Seine größte Angst ist ein Atomkrieg, aber nach dem Krieg drängt er: „Jeder muss sich hinsetzen und über diese Atomwaffen reden und warum es in einigen Ländern so viele Dinge gibt, die die halbe Welt zerstören werden.“ Ich meine, ich bin 40 Jahre alt und habe in meinem Leben fast drei Atomkriege erlebt.“
„Ich wünsche mir, dass wir nach diesem Krieg einmal 100 Jahre Frieden haben, in dem wir unsere Universitäten, die Wissenschaft und die Medizin festigen. Ich glaube, jeder hat den Krieg einfach satt“, beklagt er.
Doch vorerst freut sich Bjørn darauf, nach dem Krieg nach Hause zurückzukehren. Er sagt, die Färöer seien ein Paradies.

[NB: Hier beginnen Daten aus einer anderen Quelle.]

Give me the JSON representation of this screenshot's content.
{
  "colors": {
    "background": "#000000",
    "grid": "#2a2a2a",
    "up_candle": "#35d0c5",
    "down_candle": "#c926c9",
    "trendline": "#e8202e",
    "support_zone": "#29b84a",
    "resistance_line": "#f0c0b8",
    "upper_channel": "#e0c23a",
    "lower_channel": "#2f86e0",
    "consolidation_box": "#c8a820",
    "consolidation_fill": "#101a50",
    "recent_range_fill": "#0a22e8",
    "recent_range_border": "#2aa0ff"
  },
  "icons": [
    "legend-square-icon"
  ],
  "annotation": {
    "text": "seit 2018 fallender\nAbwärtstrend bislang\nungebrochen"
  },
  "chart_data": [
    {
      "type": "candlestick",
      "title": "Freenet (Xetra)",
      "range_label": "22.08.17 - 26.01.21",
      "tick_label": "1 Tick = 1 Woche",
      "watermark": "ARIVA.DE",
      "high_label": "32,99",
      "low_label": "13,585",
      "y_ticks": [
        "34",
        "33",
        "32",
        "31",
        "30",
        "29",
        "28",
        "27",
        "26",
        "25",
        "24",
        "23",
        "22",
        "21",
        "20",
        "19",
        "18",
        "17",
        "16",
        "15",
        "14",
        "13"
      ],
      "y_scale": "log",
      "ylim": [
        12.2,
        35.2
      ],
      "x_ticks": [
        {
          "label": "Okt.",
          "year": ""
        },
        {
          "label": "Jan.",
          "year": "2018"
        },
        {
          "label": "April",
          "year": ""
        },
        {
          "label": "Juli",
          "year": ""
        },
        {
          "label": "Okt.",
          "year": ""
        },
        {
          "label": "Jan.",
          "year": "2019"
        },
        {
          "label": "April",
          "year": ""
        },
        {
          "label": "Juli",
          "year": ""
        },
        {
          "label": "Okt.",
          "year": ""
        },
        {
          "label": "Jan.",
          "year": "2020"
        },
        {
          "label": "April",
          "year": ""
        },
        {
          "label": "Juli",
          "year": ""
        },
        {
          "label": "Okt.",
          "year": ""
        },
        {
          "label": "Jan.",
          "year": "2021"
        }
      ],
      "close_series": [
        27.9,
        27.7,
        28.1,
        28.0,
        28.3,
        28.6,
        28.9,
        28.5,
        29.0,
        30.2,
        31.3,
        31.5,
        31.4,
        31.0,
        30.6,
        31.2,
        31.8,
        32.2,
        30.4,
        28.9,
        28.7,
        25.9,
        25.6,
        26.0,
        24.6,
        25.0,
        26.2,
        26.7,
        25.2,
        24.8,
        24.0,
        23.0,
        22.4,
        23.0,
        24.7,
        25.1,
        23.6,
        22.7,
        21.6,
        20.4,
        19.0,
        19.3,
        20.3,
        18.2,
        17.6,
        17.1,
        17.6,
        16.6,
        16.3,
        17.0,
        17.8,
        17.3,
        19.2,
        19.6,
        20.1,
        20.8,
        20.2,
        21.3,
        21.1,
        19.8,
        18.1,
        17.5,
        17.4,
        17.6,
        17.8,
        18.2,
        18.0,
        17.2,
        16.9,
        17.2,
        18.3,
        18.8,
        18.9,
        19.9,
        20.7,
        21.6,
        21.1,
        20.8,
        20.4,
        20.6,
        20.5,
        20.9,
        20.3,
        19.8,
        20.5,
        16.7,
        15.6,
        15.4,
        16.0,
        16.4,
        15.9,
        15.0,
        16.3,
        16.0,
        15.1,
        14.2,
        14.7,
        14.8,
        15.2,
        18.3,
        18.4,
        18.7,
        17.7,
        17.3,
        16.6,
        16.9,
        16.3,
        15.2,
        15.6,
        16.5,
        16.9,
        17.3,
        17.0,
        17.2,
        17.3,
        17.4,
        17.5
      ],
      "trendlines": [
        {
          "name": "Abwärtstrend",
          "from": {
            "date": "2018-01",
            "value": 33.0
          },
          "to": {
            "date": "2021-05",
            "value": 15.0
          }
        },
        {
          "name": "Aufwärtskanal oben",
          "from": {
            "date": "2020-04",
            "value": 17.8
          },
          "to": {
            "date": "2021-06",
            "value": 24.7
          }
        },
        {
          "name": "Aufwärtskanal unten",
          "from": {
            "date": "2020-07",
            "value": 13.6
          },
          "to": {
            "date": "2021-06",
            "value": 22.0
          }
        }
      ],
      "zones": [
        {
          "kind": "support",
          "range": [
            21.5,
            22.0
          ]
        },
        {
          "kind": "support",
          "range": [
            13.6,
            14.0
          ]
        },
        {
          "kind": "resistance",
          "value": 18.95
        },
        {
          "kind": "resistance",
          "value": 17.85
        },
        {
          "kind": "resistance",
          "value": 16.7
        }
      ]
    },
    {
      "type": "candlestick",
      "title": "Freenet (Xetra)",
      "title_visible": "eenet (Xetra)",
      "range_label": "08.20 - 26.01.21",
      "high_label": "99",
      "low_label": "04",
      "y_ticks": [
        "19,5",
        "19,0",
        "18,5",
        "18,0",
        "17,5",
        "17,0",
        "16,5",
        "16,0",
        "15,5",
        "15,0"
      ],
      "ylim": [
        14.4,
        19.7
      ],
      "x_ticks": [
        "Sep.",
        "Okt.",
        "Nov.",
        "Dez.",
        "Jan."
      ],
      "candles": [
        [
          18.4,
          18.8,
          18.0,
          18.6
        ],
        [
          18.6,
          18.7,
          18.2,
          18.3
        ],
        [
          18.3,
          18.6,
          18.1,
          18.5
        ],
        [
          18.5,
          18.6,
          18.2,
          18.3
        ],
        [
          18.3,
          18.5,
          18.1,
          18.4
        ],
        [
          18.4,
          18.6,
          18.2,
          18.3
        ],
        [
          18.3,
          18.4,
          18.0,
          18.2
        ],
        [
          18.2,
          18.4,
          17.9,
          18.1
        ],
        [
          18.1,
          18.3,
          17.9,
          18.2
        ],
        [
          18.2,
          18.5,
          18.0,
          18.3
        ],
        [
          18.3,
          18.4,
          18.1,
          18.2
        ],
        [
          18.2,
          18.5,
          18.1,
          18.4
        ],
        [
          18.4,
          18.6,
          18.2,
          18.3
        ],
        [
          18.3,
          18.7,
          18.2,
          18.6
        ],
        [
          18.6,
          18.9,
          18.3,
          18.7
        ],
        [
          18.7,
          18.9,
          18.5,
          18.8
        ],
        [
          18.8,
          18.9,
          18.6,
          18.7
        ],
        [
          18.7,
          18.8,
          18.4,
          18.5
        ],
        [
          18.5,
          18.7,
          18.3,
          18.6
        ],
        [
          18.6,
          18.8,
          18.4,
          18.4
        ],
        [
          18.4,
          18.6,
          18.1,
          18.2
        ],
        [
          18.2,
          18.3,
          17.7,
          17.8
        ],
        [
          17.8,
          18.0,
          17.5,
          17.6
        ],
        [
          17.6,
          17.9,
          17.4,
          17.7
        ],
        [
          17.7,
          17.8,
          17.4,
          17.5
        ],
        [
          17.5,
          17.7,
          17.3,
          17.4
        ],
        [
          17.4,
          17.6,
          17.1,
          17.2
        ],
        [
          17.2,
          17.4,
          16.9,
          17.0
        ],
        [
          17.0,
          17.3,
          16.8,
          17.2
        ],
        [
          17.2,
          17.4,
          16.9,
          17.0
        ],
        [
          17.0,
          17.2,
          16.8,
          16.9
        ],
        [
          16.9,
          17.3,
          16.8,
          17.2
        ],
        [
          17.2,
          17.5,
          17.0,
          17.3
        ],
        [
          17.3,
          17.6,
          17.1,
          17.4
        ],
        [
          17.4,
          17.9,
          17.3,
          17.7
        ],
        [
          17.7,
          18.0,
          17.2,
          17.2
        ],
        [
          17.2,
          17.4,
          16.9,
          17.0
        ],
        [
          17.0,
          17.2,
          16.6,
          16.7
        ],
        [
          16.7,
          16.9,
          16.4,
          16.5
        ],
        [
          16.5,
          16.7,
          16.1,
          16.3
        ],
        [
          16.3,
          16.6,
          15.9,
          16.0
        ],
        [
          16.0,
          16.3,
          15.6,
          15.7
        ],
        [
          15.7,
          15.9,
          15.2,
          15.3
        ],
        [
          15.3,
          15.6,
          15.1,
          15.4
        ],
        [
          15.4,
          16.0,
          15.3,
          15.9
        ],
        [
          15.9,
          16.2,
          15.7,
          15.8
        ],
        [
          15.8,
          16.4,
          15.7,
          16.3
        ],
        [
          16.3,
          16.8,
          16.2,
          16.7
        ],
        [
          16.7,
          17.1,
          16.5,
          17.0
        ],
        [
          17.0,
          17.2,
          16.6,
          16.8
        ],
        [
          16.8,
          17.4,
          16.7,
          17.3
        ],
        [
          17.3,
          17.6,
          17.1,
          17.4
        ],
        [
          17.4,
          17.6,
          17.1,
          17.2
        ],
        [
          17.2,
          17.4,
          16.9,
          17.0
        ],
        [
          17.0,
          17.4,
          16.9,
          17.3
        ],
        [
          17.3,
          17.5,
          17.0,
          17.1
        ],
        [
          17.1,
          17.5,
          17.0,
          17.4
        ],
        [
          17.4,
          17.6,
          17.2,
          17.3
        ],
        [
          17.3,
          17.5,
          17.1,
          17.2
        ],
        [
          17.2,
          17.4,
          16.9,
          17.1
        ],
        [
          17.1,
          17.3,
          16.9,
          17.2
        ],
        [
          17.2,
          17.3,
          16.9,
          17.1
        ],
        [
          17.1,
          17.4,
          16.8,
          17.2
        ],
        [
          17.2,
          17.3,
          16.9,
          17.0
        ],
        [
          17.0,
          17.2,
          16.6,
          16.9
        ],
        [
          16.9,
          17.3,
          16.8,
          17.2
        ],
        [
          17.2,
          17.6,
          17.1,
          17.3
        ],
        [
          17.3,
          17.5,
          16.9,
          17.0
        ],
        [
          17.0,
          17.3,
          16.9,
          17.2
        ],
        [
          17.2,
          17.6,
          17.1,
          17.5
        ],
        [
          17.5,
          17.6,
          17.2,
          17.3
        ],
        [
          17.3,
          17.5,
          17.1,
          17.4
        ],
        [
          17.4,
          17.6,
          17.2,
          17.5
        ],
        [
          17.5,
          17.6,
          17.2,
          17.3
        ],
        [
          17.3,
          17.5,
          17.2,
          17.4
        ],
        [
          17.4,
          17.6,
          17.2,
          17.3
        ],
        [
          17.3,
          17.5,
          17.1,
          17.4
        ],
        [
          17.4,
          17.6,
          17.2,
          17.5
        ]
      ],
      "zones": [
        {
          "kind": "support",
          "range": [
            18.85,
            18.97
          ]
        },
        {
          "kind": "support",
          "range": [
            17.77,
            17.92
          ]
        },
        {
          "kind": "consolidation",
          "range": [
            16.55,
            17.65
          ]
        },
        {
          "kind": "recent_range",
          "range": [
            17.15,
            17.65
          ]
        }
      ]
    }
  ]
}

Was uns hilft, hier an der Front menschlich zu bleiben
Bjørn sagt: „Ohne Ihre Unterstützung wären wir nicht so lange so stark.“ Er dankt insbesondere den privaten Spendern, die dabei geholfen haben, gepanzerte Fahrzeuge, Privatwagen, die sie für den Transport nutzen, zu schicken, was sehr, sehr bedeutsam ist, weil die Straßen in der Ukraine derzeit sehr, sehr schlammig und schlecht sind.“
Er fügt hinzu: „Ich schätze, was uns an der Front menschlich hält und nicht nur als Kanonenfutter, ist das Wissen, dass hinter uns Zivilisten sind, die sich darum kümmern, dass es uns gut geht, dass wir gut ernährt sind und im Winter warm sind, dass wir Kaffee, Essen und Süßigkeiten haben.“ .. Das Gefühl, geschätzt zu werden und nicht allein zu sein.